Now that we have the basic knowledge for operating a Greenplum cluster we should talk about why Greenplum can be option and what are the benefits of such a system. Again, here are the previous posts: Getting started with Greenplum – 1 – Installation, Getting started with Greenplum – 2 – Initializing and bringing up the cluster, Getting started with Greenplum – 3 – Behind the scenes, Getting started with Greenplum – 4 – Backup & Restore – databases, Getting started with Greenplum – 5 – Recovering from failed segment nodes.
First of all, Greenplum is for data analytics and data warehousing. It is not meant as an OLTP system. Greenplum also describes itself as an MPP system, which means “Massively Parallel Processing”. The idea behind that is quite simple: Use as many hosts as you can, all of them with their own CPUs, memory disks, and operating system, process the required work in parallel on those nodes, combine the results and give it back to the client. This is also known as a “shared nothing” architecture.
Coming back to the setup we’ve running now:
|-------------------|
|------6000|primary--------- |
| | Segment 1 | |
| 7000|mirror<------| | |
| |-------------------|
| | |
|-------------------| | |
| | | |
5432| Coordinator | | |
| | | |
|-------------------| | |
| | |
| |-------------------|
|------6000|primary ------ | |
| Segment 2 | |
7000|mirror<--------| |
|-------------------|
We have the coordinator node in front, this one receives all the client requests (the coordinator host can also be fault tolerant by adding a standby coordinator host). Work is then distributed to the amount of segment nodes you have available in the cluster. In my case this are just small VMs running on the same host so it will not give me any benefit performance wise. In a real setup all those nodes would run either on bare metal nodes or at least on different host nodes in a virtualized setup. The more segment nodes get added to the cluster, the more compute resources become available to be utilized. A critical part in such a setup is of course the networking. All the traffic goes through the network and the faster the network between the Greenplum nodes (which is called the interconnect) the better the whole cluster will perform.
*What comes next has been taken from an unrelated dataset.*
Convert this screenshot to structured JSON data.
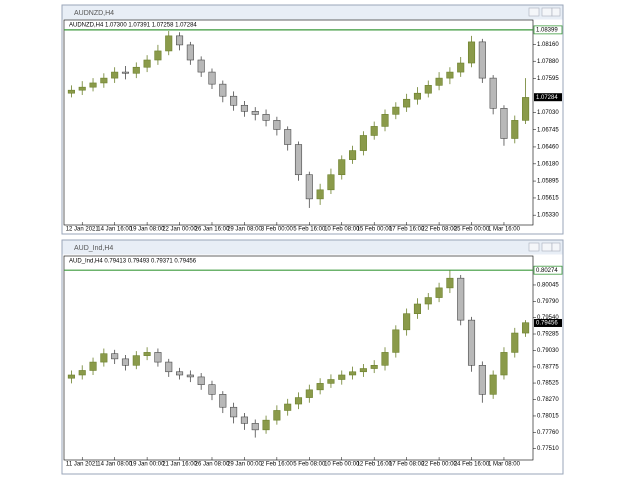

Let’s assume we got all these building blocks right, do we need to consider more points to get most out of such a setup? Yes, we do.
In PostgreSQL all tables are heap organized. With Greenplum you can choose between heap oriented and append optimized tables. Heap oriented tables should be used when you expect frequent updates and deletes, append oriented tables should be used for initial load tables which only receive bulk inserts after loading.
The following statements create two simple tables, one heap organized, the other one append optimized, both distributed by id:
postgres=# create table t1 ( id int primary key
, dummy text
)
using heap
distributed by (id);
CREATE TABLE
postgres=# create table t2 ( id int primary key
, dummy text
)
using ao_row
distributed by (id);
CREATE TABLE
Populating both tables with the same amount of data and comparing the size of the tables give this:
postgres=# \timing
Timing is on.
postgres=# insert into t1 select i, i::text from generate_series(1,1000000) i;
INSERT 0 1000000
Time: 2639.981 ms (00:02.640)
postgres=# insert into t2 select i, i::text from generate_series(1,1000000) i;
INSERT 0 1000000
Time: 2878.901 ms (00:02.879)
postgres=# select pg_relation_size('t1');
pg_relation_size
------------------
44072960
(1 row)
Time: 1.394 ms
postgres=# select pg_relation_size('t2');
pg_relation_size
------------------
25226336
(1 row)
Time: 2.035 ms
The append optimized table is much smaller than the traditional heap organized table even without compression. The reason is that the tuple headers are much smaller for append optimized tables. This is also reason why they should not be used for frequent update and delete operations. Append only is only meant for bulk loading and bulk insert operations.
Another option you have if you go for append optimized tables is columnar storage but again, consider when you to use them: Columnar storage is read optimized and is not mean for write heavy operations. If you only access a small number of columns this can reduce the required I/O significantly. A table which is organized by columns is created like this:
postgres=# create table t4 ( id int primary key
, dummy text
)
using ao_row
distributed by (id);
CREATE TABLE
On top of all that you can chose to go for compression and partitioning, which gives you even more choice on how you want to layout your data. Connectors are something you might want to look as well.
Coming back to the initial question: Why Greenplum?
If you have the requirement for massive parallel data processing and you want to have a system which very much feels like a standard PostgreSQL for the clients, Greenplum is a valid option. As there is an open source edition give it a try and explore the possibilities. There is a lot of choice for various use cases and access patterns.